Multiply and diversify collaborations with faculty, academic departments, offices, and centers of Harvard to consolidate and promote our distinctive platform for featured conversations on important ideas and issues.

  • Continue and highlight our faculty and guest speaker series and continue to share it online.
  • Build on the success of the Riesman Forum on Politics and Policy, Brachman Israel Initiative, and Harvard College Israel Trek to convene further high-level events and conversations.  
  • Partner with Harvard departments, offices, and centers to develop and launch relevant, proactive, and responsive events on campus.
  • Increase student-faculty interaction through these collaborations.

Strategy 3: Wider Audience

Share selected high-profile Harvard Hillel programs with our wider constituency of alumni and supporters in convened programming at Harvard and in online modalities that increase our visibility and reach. 

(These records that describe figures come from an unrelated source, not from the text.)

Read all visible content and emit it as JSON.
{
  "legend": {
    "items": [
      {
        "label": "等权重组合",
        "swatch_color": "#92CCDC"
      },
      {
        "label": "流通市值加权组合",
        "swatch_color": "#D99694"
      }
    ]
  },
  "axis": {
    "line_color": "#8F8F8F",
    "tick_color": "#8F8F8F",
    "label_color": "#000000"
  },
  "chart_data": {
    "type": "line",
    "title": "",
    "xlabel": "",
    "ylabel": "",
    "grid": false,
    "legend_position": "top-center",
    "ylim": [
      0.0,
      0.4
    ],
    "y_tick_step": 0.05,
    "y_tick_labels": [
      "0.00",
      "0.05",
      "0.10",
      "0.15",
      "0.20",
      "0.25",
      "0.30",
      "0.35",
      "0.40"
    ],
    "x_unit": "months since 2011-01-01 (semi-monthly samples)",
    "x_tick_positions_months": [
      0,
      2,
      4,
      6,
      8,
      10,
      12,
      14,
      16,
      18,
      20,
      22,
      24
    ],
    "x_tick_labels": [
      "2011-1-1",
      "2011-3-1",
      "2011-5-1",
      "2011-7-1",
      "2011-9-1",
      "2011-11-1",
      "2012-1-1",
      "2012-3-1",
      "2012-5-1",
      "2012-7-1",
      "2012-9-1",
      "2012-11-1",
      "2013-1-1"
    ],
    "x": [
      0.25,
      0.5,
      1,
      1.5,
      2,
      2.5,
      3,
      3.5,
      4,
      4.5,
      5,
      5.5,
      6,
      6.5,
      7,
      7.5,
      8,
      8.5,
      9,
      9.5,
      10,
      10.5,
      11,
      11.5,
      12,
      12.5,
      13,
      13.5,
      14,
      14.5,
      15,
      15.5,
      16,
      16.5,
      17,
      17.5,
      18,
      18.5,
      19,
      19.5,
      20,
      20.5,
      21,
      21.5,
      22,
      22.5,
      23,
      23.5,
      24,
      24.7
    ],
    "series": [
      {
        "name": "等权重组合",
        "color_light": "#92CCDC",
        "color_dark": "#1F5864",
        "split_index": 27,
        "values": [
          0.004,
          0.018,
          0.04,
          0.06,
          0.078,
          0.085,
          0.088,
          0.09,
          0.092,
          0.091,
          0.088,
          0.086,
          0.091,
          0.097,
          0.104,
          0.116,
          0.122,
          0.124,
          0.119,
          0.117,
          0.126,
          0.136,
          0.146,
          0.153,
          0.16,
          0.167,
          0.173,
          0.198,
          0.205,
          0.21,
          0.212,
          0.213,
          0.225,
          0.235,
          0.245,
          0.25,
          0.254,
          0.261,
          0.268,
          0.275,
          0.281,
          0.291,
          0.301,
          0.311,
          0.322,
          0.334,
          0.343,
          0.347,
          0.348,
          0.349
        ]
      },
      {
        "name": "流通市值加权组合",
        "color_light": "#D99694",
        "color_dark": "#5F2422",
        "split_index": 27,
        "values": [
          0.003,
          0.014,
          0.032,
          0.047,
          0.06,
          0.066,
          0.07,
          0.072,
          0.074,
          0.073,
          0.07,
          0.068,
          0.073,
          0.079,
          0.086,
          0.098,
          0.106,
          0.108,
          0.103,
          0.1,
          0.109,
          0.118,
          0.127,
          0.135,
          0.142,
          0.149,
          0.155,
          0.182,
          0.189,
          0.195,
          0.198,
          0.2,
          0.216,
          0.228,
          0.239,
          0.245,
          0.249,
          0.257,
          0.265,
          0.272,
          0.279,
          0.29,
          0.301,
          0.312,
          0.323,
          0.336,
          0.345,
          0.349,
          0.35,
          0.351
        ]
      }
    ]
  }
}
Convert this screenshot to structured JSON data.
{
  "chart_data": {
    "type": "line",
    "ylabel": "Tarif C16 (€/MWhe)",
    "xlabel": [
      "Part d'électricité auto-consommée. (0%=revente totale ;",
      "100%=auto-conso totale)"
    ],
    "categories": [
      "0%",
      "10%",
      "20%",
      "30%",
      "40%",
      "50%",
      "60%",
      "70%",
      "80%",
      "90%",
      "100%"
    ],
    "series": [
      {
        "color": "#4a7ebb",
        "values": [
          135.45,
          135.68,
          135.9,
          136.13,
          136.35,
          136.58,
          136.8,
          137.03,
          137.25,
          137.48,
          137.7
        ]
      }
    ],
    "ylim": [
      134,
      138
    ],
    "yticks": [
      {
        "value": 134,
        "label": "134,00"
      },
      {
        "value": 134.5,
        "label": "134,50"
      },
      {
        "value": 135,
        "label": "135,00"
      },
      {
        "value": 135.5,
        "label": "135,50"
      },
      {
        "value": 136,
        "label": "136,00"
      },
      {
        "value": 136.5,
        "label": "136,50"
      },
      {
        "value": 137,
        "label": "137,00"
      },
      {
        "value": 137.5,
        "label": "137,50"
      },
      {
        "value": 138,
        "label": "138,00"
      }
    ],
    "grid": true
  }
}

  • Build a core set of programs and opportunities for alumni to foster connection and engagement with Harvard Hillel and one another.
  • Promote and share signature Harvard Hillel programs with alumni via in-person and digital platforms; live-stream and web-cast major programs to beyond-campus constituencies and a wider audience.
  • Create a featured program each year at reunion time.
  • Consider new forums for engaging students, faculty, alumni, and others around topics of Jewish- and Israel-related interest
  • Foster an online community among Israel Trek returnees, including current students and alumni (already numbering in the hundreds); consider creating an Israel Trek for alumni and supporters.

In service of Goals 1, 2, and 3, ensure that our physical space supports our new and expanded offerings and explore rebranding Harvard Hillel.

Strategy 1: Facilities

Decide on the extent of renovations to Rosovsky Hall needed to meet our future needs.

  • Ensure we can provide ample space for simultaneous graduate and undergraduate events and incorporate graduate students into Shabbat community and Sabbath meals.
  • Ensure that we have the financial resources in hand to support any expansion/renovation of our facilities and increase endowment levels to secure Hillel’s continued programming role on the Harvard campus.

Strategy 2: Rebranding

Determine the advantages and liabilities of rebranding Harvard Hillel, whether in the near term or as programming evolves .

  • Survey and conduct focus groups with undergraduate students, graduate students, alumni, and other supporters.
  • Conduct a study of Hillels who have undergone a rebranding effort.

Implementation of this plan, particularly the goal of building a Jewish graduate student community, will require additional funding and staffing as well as modifications to the facilities at Harvard Hillel. It is important to make provisions to secure these resources to ensure the success of the strategic plan. Therefore, a task force with representatives from the Strategic Planning Committee, Development Committee and Building Committee will meet to coordinate their plans.

Human Resources

In order to successfully implement the strategic plan, we will have to reassess our staffing structure. Parts of this plan, particularly Goal 1, can be executed with minor realignment of the current staffing levels. However, some initiatives, such as those in Goal 2 and possibly Goal 3, will likely necessitate additional staffing and/or repurposing of current staff once the amount and types of new programs are determined for each goal.

Financial Resources

The additional programming and staffing needs, along with the required building renovations, have significant associated costs. Fundraising, which has been integral to Harvard Hillel’s success, will become even more of a priority for both the organization and the board.

This strategic plan and the vision for our building necessitate a robust, multi-year fundraising plan to ensure that we have the resources we need and remain sustainable. Year 1 of the strategic plan, when we have relatively few additional expenses, will be spent creating the fundraising plan which will include a major gifts program, outreach to untapped foundations, and an expanded capital campaign. Implementation of the fundraising plan will begin in year 2 when we need more resources to implement Goals 2 and 3.